In a nutshell, include embeds module as ** instance method **, and extend embeds module as ** class method **.

In the following, ** math formulas are summarized as a module and called as an instance method. ** **

`calc/formulas.rb`

```
module Formula
#Three square theorem
def pythagorean_theorem(a, b)
p "c = #{Math::sqrt(a**2+ b**2)}"
end
#Solution formula
def quadratic_formula(a, b, c)
x1 = (- b +Math::sqrt(b*b -4*a*c))/ 2 * a
x2 = (- b -Math::sqrt(b*b -4*a*c))/ 2 * a
p "x is #{x1} and #{x2}"
end
end
```

`calc/calculate.rb`

```
#Read
require "calc/formulas"
class Hoge
attr_accessor :name
#Use include in class
include Formula
def initialize(name, age)
@name = name
@age = age
end
end
hoge = Hoge.new("hogehoge",22)
hoge.pythagorean_theorem(3, 4)
#---------------------------------------------------
"c = 5.0"
```

In this way, the instance generated from the Hoge class can use pythagorean_theorem, which is the Pythagorean theorem, as a ** instance method **.

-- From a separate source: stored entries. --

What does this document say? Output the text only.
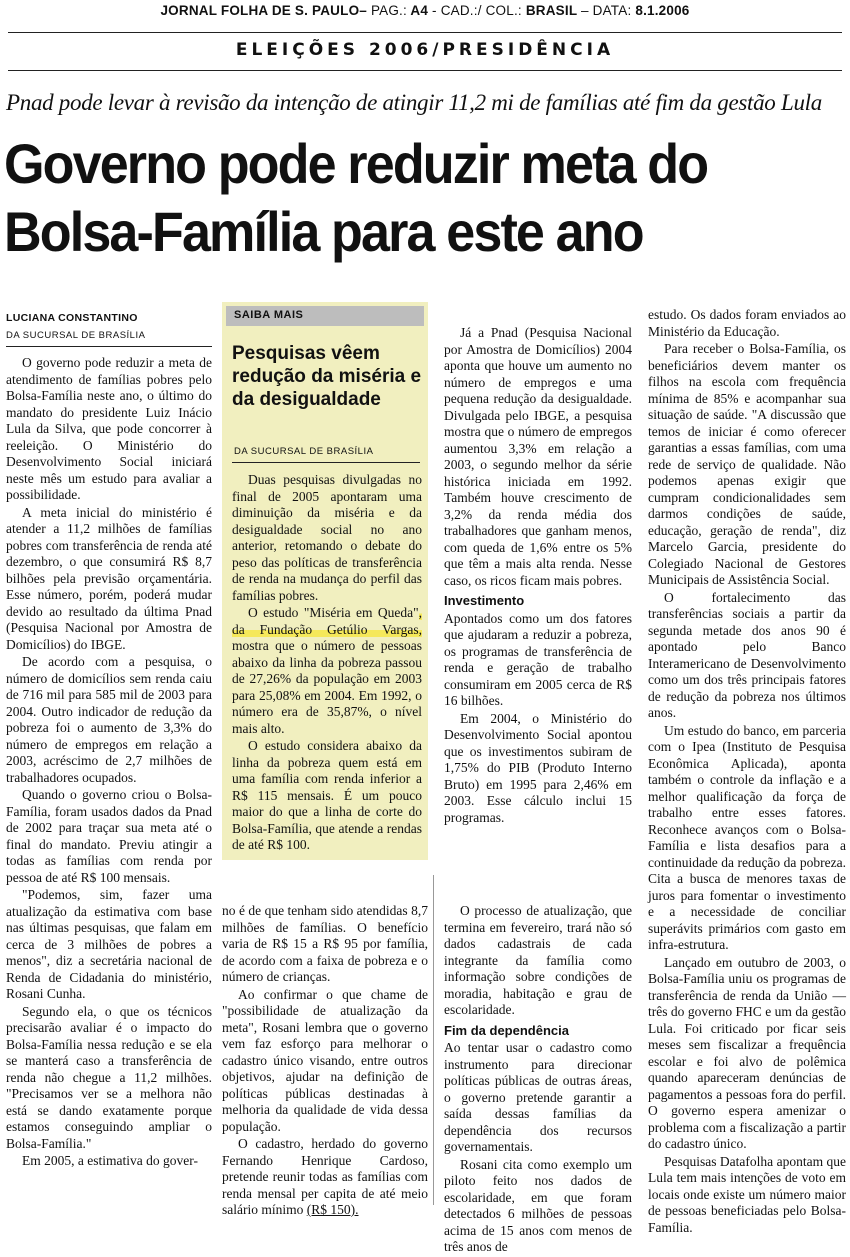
JORNAL FOLHA DE S. PAULO– PAG.: A4 - CAD.:/ COL.: BRASIL – DATA: 8.1.2006
ELEIÇÕES 2006/PRESIDÊNCIA
Pnad pode levar à revisão da intenção de atingir 11,2 mi de famílias até fim da gestão Lula
Governo pode reduzir meta do
Bolsa-Família para este ano
LUCIANA CONSTANTINO
DA SUCURSAL DE BRASÍLIA

O governo pode reduzir a meta de atendimento de famílias pobres pelo Bolsa-Família neste ano, o último do mandato do presidente Luiz Inácio Lula da Silva, que pode concorrer à reeleição. O Ministério do Desenvolvimento Social iniciará neste mês um estudo para avaliar a possibilidade.

A meta inicial do ministério é atender a 11,2 milhões de famílias pobres com transferência de renda até dezembro, o que consumirá R$ 8,7 bilhões pela previsão orçamentária. Esse número, porém, poderá mudar devido ao resultado da última Pnad (Pesquisa Nacional por Amostra de Domicílios) do IBGE.

De acordo com a pesquisa, o número de domicílios sem renda caiu de 716 mil para 585 mil de 2003 para 2004. Outro indicador de redução da pobreza foi o aumento de 3,3% do número de empregos em relação a 2003, acréscimo de 2,7 milhões de trabalhadores ocupados.

Quando o governo criou o Bolsa-Família, foram usados dados da Pnad de 2002 para traçar sua meta até o final do mandato. Previu atingir a todas as famílias com renda por pessoa de até R$ 100 mensais.

"Podemos, sim, fazer uma atualização da estimativa com base nas últimas pesquisas, que falam em cerca de 3 milhões de pobres a menos", diz a secretária nacional de Renda de Cidadania do ministério, Rosani Cunha.

Segundo ela, o que os técnicos precisarão avaliar é o impacto do Bolsa-Família nessa redução e se ela se manterá caso a transferência de renda não chegue a 11,2 milhões. "Precisamos ver se a melhora não está se dando exatamente porque estamos conseguindo ampliar o Bolsa-Família."

Em 2005, a estimativa do gover-

SAIBA MAIS
Pesquisas vêem redução da miséria e da desigualdade
DA SUCURSAL DE BRASÍLIA

Duas pesquisas divulgadas no final de 2005 apontaram uma diminuição da miséria e da desigualdade social no ano anterior, retomando o debate do peso das políticas de transferência de renda na mudança do perfil das famílias pobres.

O estudo "Miséria em Queda", da Fundação Getúlio Vargas, mostra que o número de pessoas abaixo da linha da pobreza passou de 27,26% da população em 2003 para 25,08% em 2004. Em 1992, o número era de 35,87%, o nível mais alto.

O estudo considera abaixo da linha da pobreza quem está em uma família com renda inferior a R$ 115 mensais. É um pouco maior do que a linha de corte do Bolsa-Família, que atende a rendas de até R$ 100.

Já a Pnad (Pesquisa Nacional por Amostra de Domicílios) 2004 aponta que houve um aumento no número de empregos e uma pequena redução da desigualdade. Divulgada pelo IBGE, a pesquisa mostra que o número de empregos aumentou 3,3% em relação a 2003, o segundo melhor da série histórica iniciada em 1992. Também houve crescimento de 3,2% da renda média dos trabalhadores que ganham menos, com queda de 1,6% entre os 5% que têm a mais alta renda. Nesse caso, os ricos ficam mais pobres.

Investimento

Apontados como um dos fatores que ajudaram a reduzir a pobreza, os programas de transferência de renda e geração de trabalho consumiram em 2005 cerca de R$ 16 bilhões.

Em 2004, o Ministério do Desenvolvimento Social apontou que os investimentos subiram de 1,75% do PIB (Produto Interno Bruto) em 1995 para 2,46% em 2003. Esse cálculo inclui 15 programas.

no é de que tenham sido atendidas 8,7 milhões de famílias. O benefício varia de R$ 15 a R$ 95 por família, de acordo com a faixa de pobreza e o número de crianças.

Ao confirmar o que chame de "possibilidade de atualização da meta", Rosani lembra que o governo vem faz esforço para melhorar o cadastro único visando, entre outros objetivos, ajudar na definição de políticas públicas destinadas à melhoria da qualidade de vida dessa população.

O cadastro, herdado do governo Fernando Henrique Cardoso, pretende reunir todas as famílias com renda mensal per capita de até meio salário mínimo (R$ 150).

O processo de atualização, que termina em fevereiro, trará não só dados cadastrais de cada integrante da família como informação sobre condições de moradia, habitação e grau de escolaridade.

Fim da dependência

Ao tentar usar o cadastro como instrumento para direcionar políticas públicas de outras áreas, o governo pretende garantir a saída dessas famílias da dependência dos recursos governamentais.

Rosani cita como exemplo um piloto feito nos dados de escolaridade, em que foram detectados 6 milhões de pessoas acima de 15 anos com menos de três anos de

estudo. Os dados foram enviados ao Ministério da Educação.

Para receber o Bolsa-Família, os beneficiários devem manter os filhos na escola com frequência mínima de 85% e acompanhar sua situação de saúde. "A discussão que temos de iniciar é como oferecer garantias a essas famílias, com uma rede de serviço de qualidade. Não podemos apenas exigir que cumpram condicionalidades sem darmos condições de saúde, educação, geração de renda", diz Marcelo Garcia, presidente do Colegiado Nacional de Gestores Municipais de Assistência Social.

O fortalecimento das transferências sociais a partir da segunda metade dos anos 90 é apontado pelo Banco Interamericano de Desenvolvimento como um dos três principais fatores de redução da pobreza nos últimos anos.

Um estudo do banco, em parceria com o Ipea (Instituto de Pesquisa Econômica Aplicada), aponta também o controle da inflação e a melhor qualificação da força de trabalho entre esses fatores. Reconhece avanços com o Bolsa-Família e lista desafios para a continuidade da redução da pobreza. Cita a busca de menores taxas de juros para fomentar o investimento e a necessidade de conciliar superávits primários com gasto em infra-estrutura.

Lançado em outubro de 2003, o Bolsa-Família uniu os programas de transferência de renda da União —três do governo FHC e um da gestão Lula. Foi criticado por ficar seis meses sem fiscalizar a frequência escolar e foi alvo de polêmica quando apareceram denúncias de pagamentos a pessoas fora do perfil. O governo espera amenizar o problema com a fiscalização a partir do cadastro único.

Pesquisas Datafolha apontam que Lula tem mais intenções de voto em locais onde existe um número maior de pessoas beneficiadas pelo Bolsa-Família.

Then, when I read it in the same way with extend ...

`python`

```
require "calc/formulas"
class Hoge
attr_accessor :name
extend Formula
def initialize(name, age)
@name = name
@age = age
end
def hello
p "Hello! I'm #{@name} "
p "I'm #{@age} old"
end
end
hoge = Hoge.new("hogehoge",22)
hoge.pythagorean_theorem(3, 4)
#--------------------------------------------------------------------
calculate.rb:26:in `<main>': undefined method `pythagorean_theorem' for #<Hoge:0x000000000504a3a8 @name="hogehoge", @age=22> (NoMethodError)
```

And you can see that the generated instance cannot use the method of module.

`python`

```
Hoge.pythagorean_theorem(3, 4)
#----------------------------------------------------------------
"c = 5.0"
```

You can use it by calling it as a ** class method **.

By the way, since the module is expanded in the class, you can use the instance method and class method in the class that inherits it **, respectively.

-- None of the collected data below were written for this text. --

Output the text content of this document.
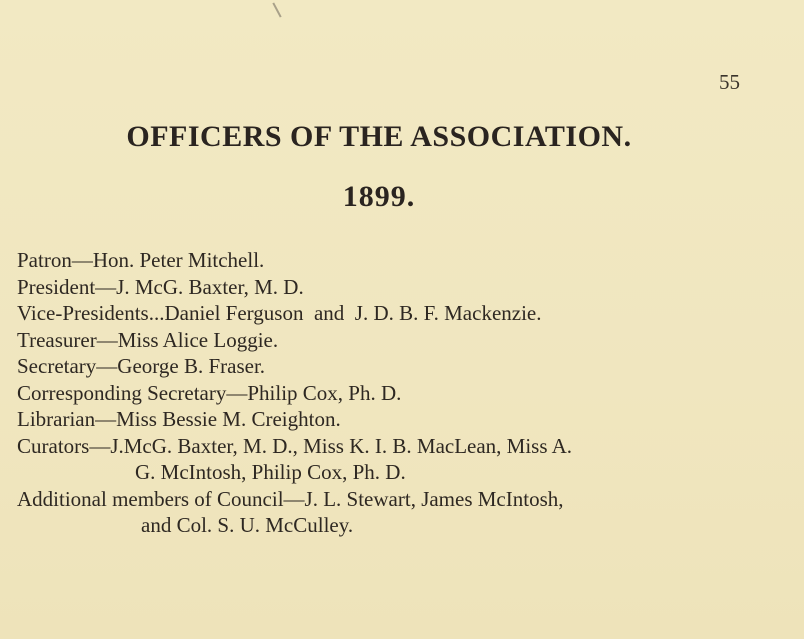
55
OFFICERS OF THE ASSOCIATION.
1899.
Patron—Hon. Peter Mitchell.
President—J. McG. Baxter, M. D.
Vice-Presidents...Daniel Ferguson  and  J. D. B. F. Mackenzie.
Treasurer—Miss Alice Loggie.
Secretary—George B. Fraser.
Corresponding Secretary—Philip Cox, Ph. D.
Librarian—Miss Bessie M. Creighton.
Curators—J.McG. Baxter, M. D., Miss K. I. B. MacLean, Miss A.
G. McIntosh, Philip Cox, Ph. D.
Additional members of Council—J. L. Stewart, James McIntosh,
and Col. S. U. McCulley.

The following inherited the class using include.

`python`

```
class Fuga < Hoge
end
fuga = Fuga.new("fugafuga",20)
fuga.quadratic_formula(1, 3, 2)
#----------------------------------------------------------------
"x is -1.0 and -2.0"
```

If you want to use only ** methods directly without incorporating them into the class, you can use ** module method **.

`python`

```
module Formula
def pythagorean_theorem(a, b)
p "c = #{Math::sqrt(a**2+ b**2)}"
end
def quadratic_formula(a, b, c)
x1 = (- b +Math::sqrt(b*b -4*a*c))/ 2 * a
x2 = (- b -Math::sqrt(b*b -4*a*c))/ 2 * a
p "x is #{x1} and #{x2}"
end
# module_function +Define module method by method name
module_function :quadratic_formula
end
```

`python`

```
#Can be called in the same way as a class method
Formula.quadratic_formula(1, 8, 12)
#---------------------------------------------------
"x is -2.0 and -6.0"
```

As you can see, module is not necessary until ** class is created, but it can be used if you want to add a little function **.

It is preferable to use module if you just want to organize the data, and class if you want to embed the data in a part of the app using inheritance.